Learner.show_results with fp16

My learner is trained with fp16
I run

learner.show_results(rows=3, figsize=(8,9))

to get this error:
RuntimeError: Input type (torch.cuda.FloatTensor) and weight type (torch.cuda.HalfTensor) should be the same

1 Like

I think this is just a rough edge, since fp16 is relatively new. The trick I’ve found to get around this is:

  1. Save your learner’s trained model (while in fp16 mode)- learner.save('my_learner')
  2. Re-instantiate your learner exactly as you did to training, but without the to_fp16() method call
  3. Load your learner’s trained model- learner.load('my_learner')

Then something like show_results() should work.

6 Likes

This shouldn’t happen anymore on master by the way.

thanks

thanks @edave

1 Like

Hi sgugger.

It still happens, I got a “RuntimeError: expected type torch.FloatTensor but got torch.HalfTensor” while running “lesson3-camvid.ipynb”.

1 Like

:confused: Doesn’t work for me. Still got the same error.

But this method works.

Please give us a minimal example that reproduces the bug, it’s hard to fix it without that.

I ran into the same error message … but the method above worked! Cheers Jeremy :grin:

Hi! Sorry to reply so late.

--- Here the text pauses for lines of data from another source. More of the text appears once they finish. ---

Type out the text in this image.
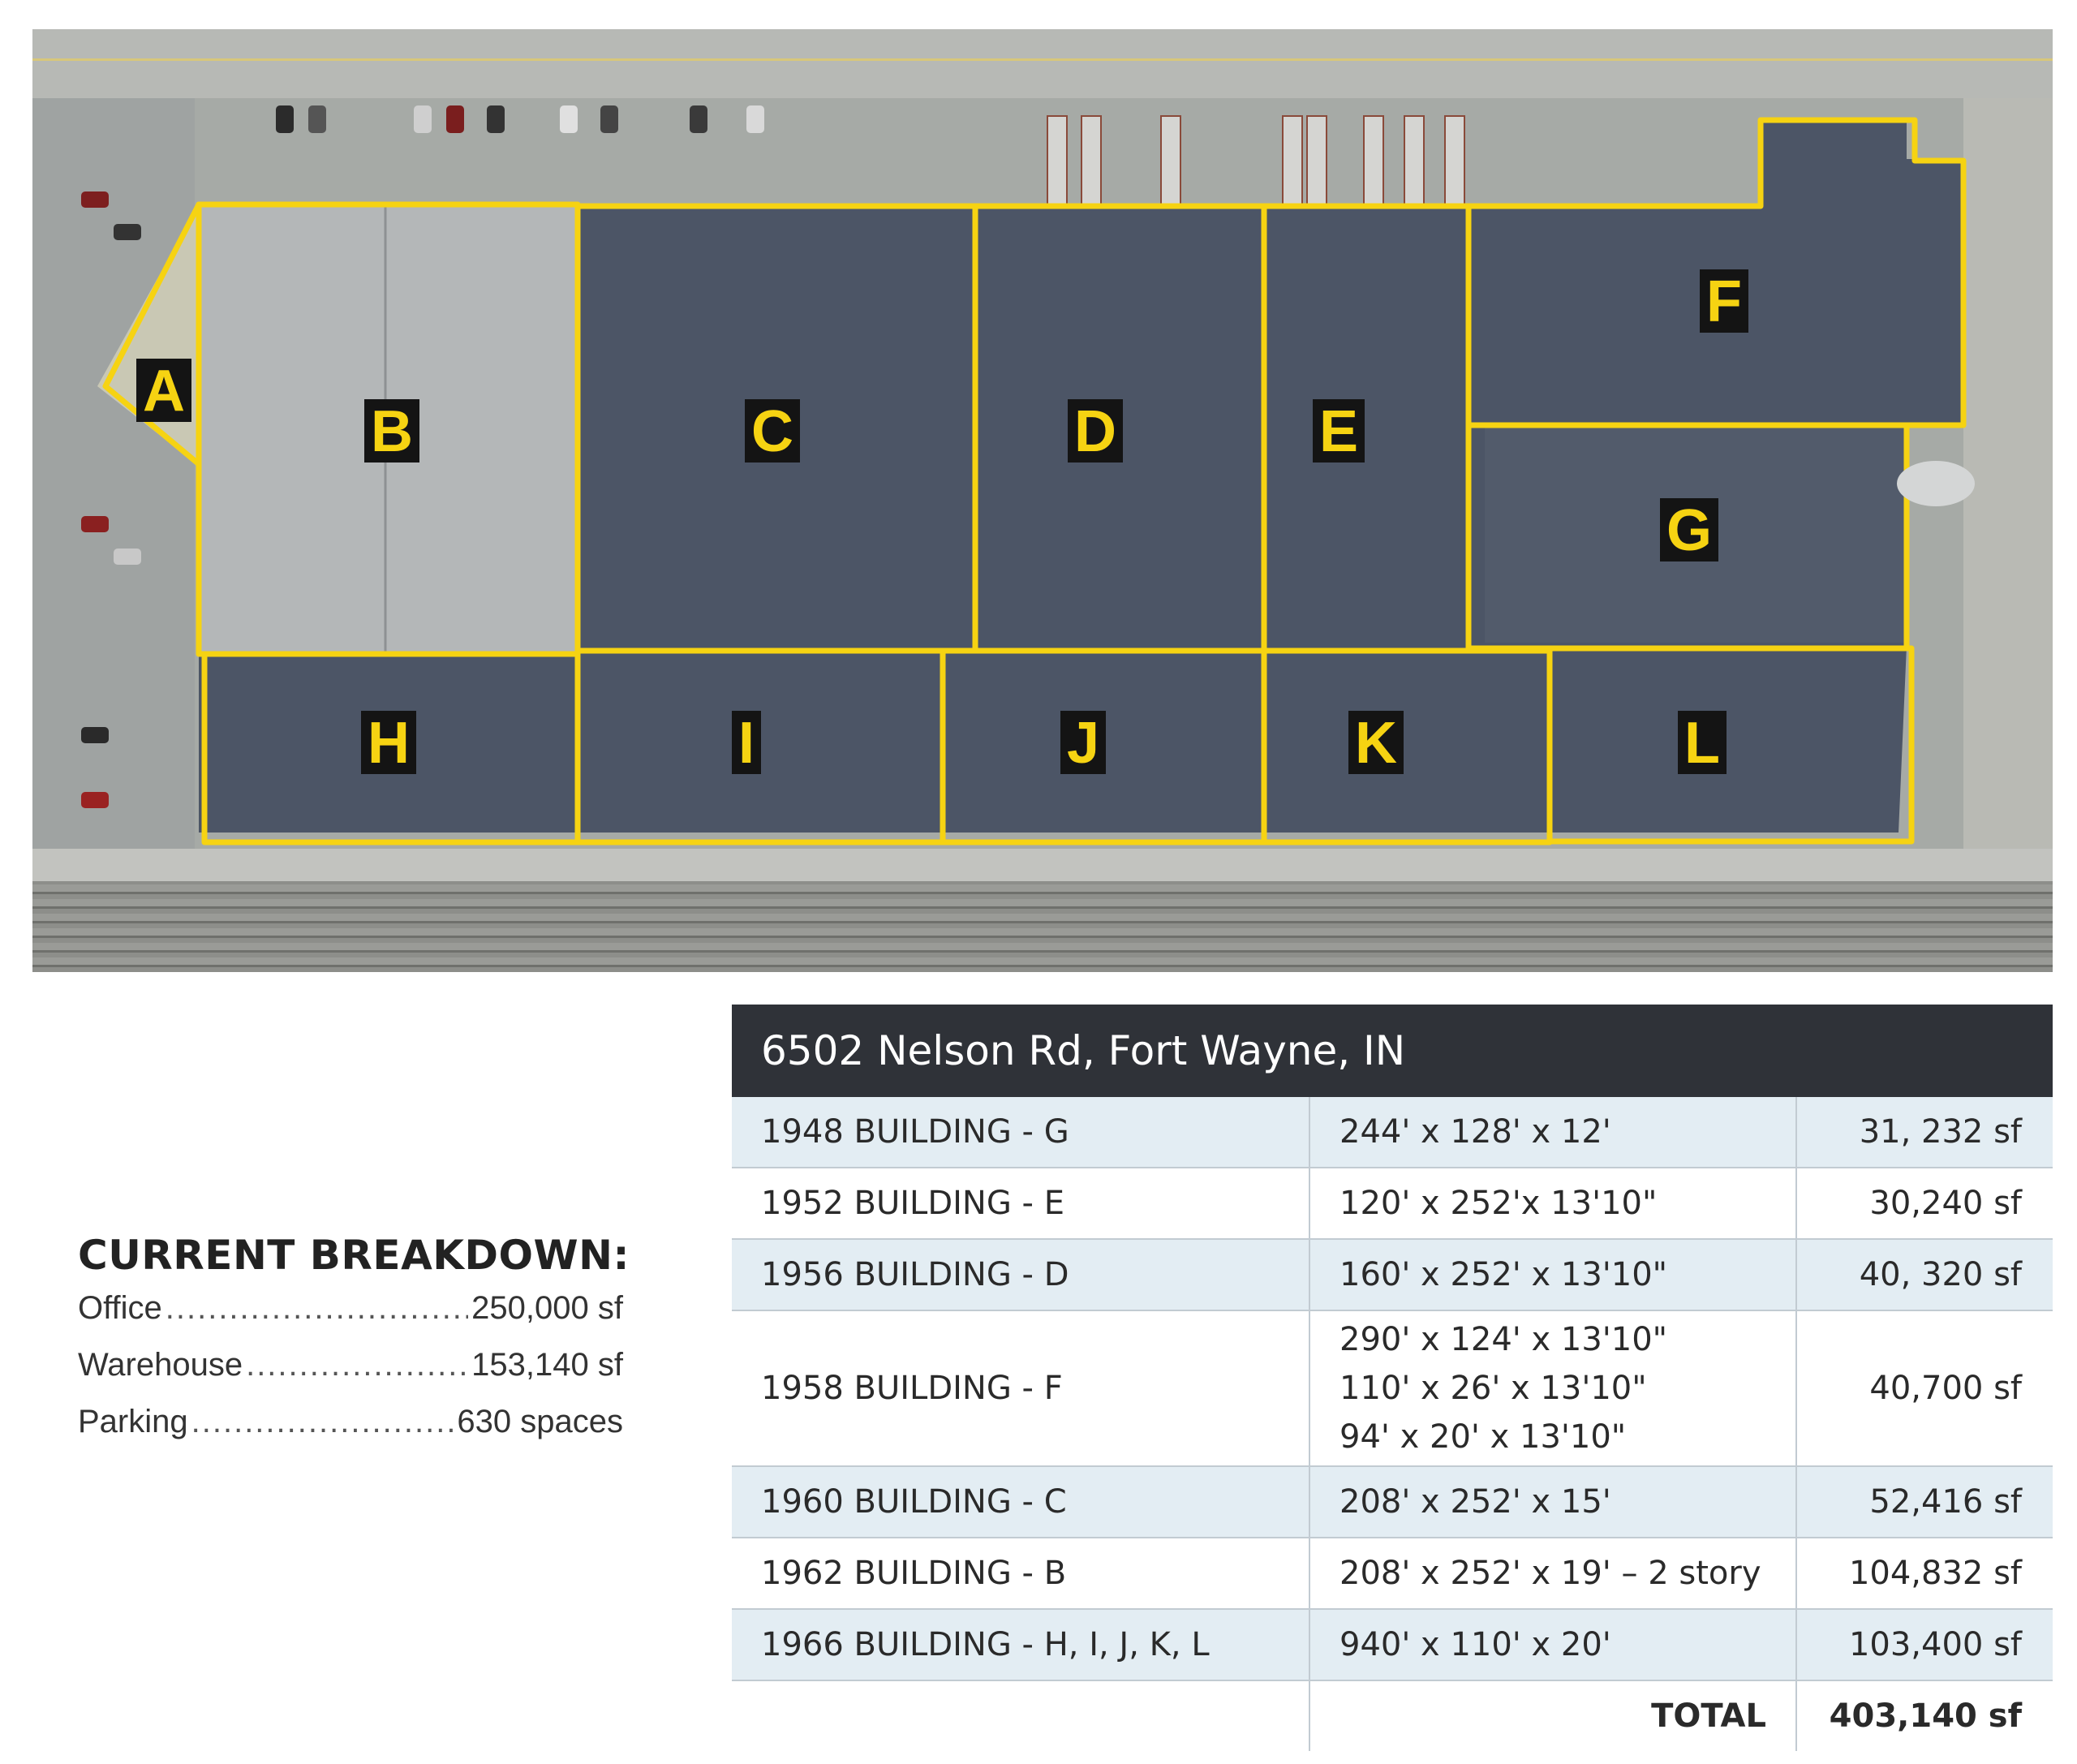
A
B	C	D	E
F
G
H	I	J	K	L
CURRENT BREAKDOWN:
Office .....	250,000 sf
Warehouse .....	153,140 sf
Parking .....	630 spaces
6502 Nelson Rd, Fort Wayne, IN		
1948 BUILDING - G	244' x 128' x 12'	31, 232 sf
1952 BUILDING - E	120' x 252'x 13'10"	30,240 sf
1956 BUILDING - D	160' x 252' x 13'10"	40, 320 sf
1958 BUILDING - F	290' x 124' x 13'10"
110' x 26' x 13'10"
94' x 20' x 13'10"	40,700 sf
1960 BUILDING - C	208' x 252' x 15'	52,416 sf
1962 BUILDING - B	208' x 252' x 19' – 2 story	104,832 sf
1966 BUILDING - H, I, J, K, L	940' x 110' x 20'	103,400 sf
	TOTAL	403,140 sf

I put up a minimal example to reproduces that:

%reload_ext autoreload
%autoreload 2
%matplotlib inline

from fastai.vision import *
from fastai.metrics import error_rate

bs = 64

path = untar_data(URLs.PETS)

path_anno = path/'annotations'
path_img = path/'images'

fnames = get_image_files(path_img)

pat = r'/([^/]+)_\d+.jpg$'

data = ImageDataBunch.from_name_re(path_img, fnames, pat, ds_tfms=get_transforms(), size=224, bs=bs
                                  ).normalize(imagenet_stats)

learn = create_cnn(data, models.resnet34, metrics=error_rate).to_fp16()

learn.fit_one_cycle(4)

learn.show_results(rows=3, figsize=(8,9))

raised:

---------------------------------------------------------------------------
RuntimeError                              Traceback (most recent call last)
<ipython-input-24-a59cd8a428af> in <module>
----> 1 learn.show_results(rows=3, figsize=(8,9))

~/anaconda3/envs/fastai/lib/python3.7/site-packages/fastai/basic_train.py in show_results(self, ds_type, rows, **kwargs)
    338         norm = getattr(self.data,'norm',False)
    339         if norm:
--> 340             x = self.data.denorm(x)
    341             if norm.keywords.get('do_y',False):
    342                 y     = self.data.denorm(y, do_x=True)

~/anaconda3/envs/fastai/lib/python3.7/site-packages/fastai/vision/data.py in denormalize(x, mean, std, do_x)
     59 def denormalize(x:TensorImage, mean:FloatTensor,std:FloatTensor, do_x:bool=True)->TensorImage:
     60     "Denormalize `x` with `mean` and `std`."
---> 61     return x.cpu()*std[...,None,None] + mean[...,None,None] if do_x else x.cpu()
     62 
     63 def _normalize_batch(b:Tuple[Tensor,Tensor], mean:FloatTensor, std:FloatTensor, do_x:bool=True, do_y:bool=False)->Tuple[Tensor,Tensor]:

RuntimeError: expected type torch.FloatTensor but got torch.HalfTensor

Hope this would help.

1 Like

It does. It also has been fixed in master yesterday :wink:

Great! Thanks! I just tried conda install fastai -c fastai -c pytorch but got nothing, I just need to wait for it to push to conda a few days later, right?

You’ll have to wait for next release (probably sometime next week). Otherwise you have to do a dev install:

pip install -e .[dev]

inside the fastai cloned repo.

Got it, thanks!

Is it possible to save the show_results plot to disk? I’m training through a docker container rather than directly in jupyter.